The game called Splice was a project made for a fictive client, the museum of “Scryption”. Scryption is a museum that’s all about written communication featuring all kinds of expositions on the subject. The assignment for this project was to make a game, using flash and Actionscript 3 that teaches the player about the importance of written communication, the target audience: kids visiting this museum.
In order to communicate the message for Scryption, we decided to put the player in an unknown environment where they would then have to communicate with somebody they cannot understand. The communication would happen through written symbols and would serve to give the player clues as to what to do in the game. During the game, these symbol clues will diminish over time, causing the player to have less of a clue of what he needs to do, showing the importance of this written communication.

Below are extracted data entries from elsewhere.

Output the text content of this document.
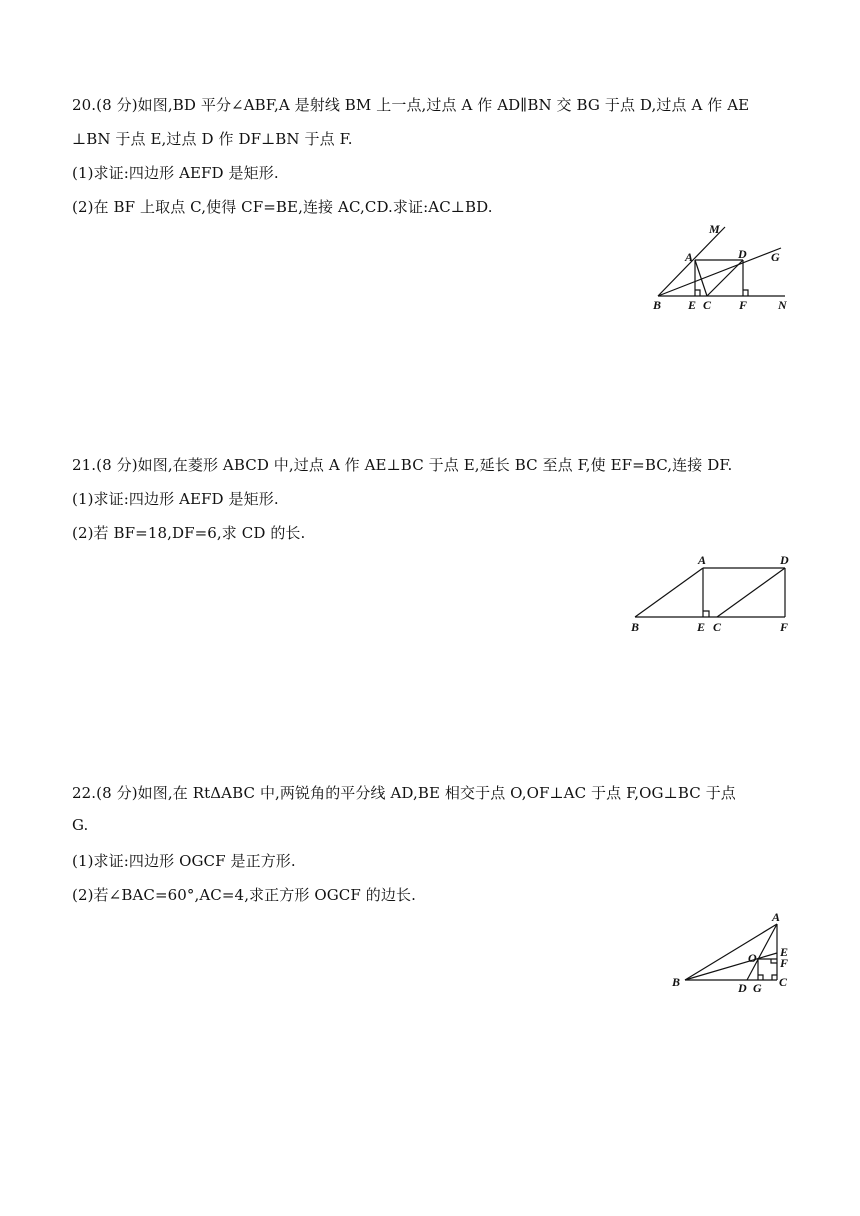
20.(8 分)如图,BD 平分∠ABF,A 是射线 BM 上一点,过点 A 作 AD∥BN 交 BG 于点 D,过点 A 作 AE
⊥BN 于点 E,过点 D 作 DF⊥BN 于点 F.
(1)求证:四边形 AEFD 是矩形.
(2)在 BF 上取点 C,使得 CF=BE,连接 AC,CD.求证:AC⊥BD.
M
A	D G
B E C F	N
21.(8 分)如图,在菱形 ABCD 中,过点 A 作 AE⊥BC 于点 E,延长 BC 至点 F,使 EF=BC,连接 DF.
(1)求证:四边形 AEFD 是矩形.
(2)若 BF=18,DF=6,求 CD 的长.
A	D
B	E C	F
22.(8 分)如图,在 RtΔABC 中,两锐角的平分线 AD,BE 相交于点 O,OF⊥AC 于点 F,OG⊥BC 于点
G.
(1)求证:四边形 OGCF 是正方形.
(2)若∠BAC=60°,AC=4,求正方形 OGCF 的边长.
A
E
O F
B	D G C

With that concept in mind, we came up with the story of a human character that was kidnapped by an alien. The spaceship in which they travel gets caught in a meteor shower, badly damaging the ship and injuring the alien. A power outage in the ship shuts down the electric fence, freeing the player from his cell. As the player walks out into the ship, he sees the injured alien and can see the ship is heading towards a planet at an alarming speed. The player will have to join forces with his abductor, in order to prevent the ship from crashing.
The player will have to repair the ship by solving a series of mini-games, each repairing a certain part of the ship. In order to help the player, the alien will give him a piece of paper with 3 symbols written on it. The first symbol depicting the room the player has to go to, the second one showing how to start the mini-game and the last one displays what the player has to do to in order to win the mini-game and repair the ship.
Throughout the game, the player will have to go back and forth from the alien to a mini-game in order to repair the entire ship. As the player progresses, he will receive fewer symbols, causing some parts to become unclear and leaving the player to figure it all out himself. No written communication = higher difficulty.
In this team that initially consisted of five members (3 designers and 2 software engineers), my role consisted of working on the concept, the story, some of the sound effects and transferring the concept art made by our concept artist, into digital full color images, using Illustrator and Photoshop. When one of our team members (a software engineer) suddenly disappeared, all of the media designers also took on a part of the programming.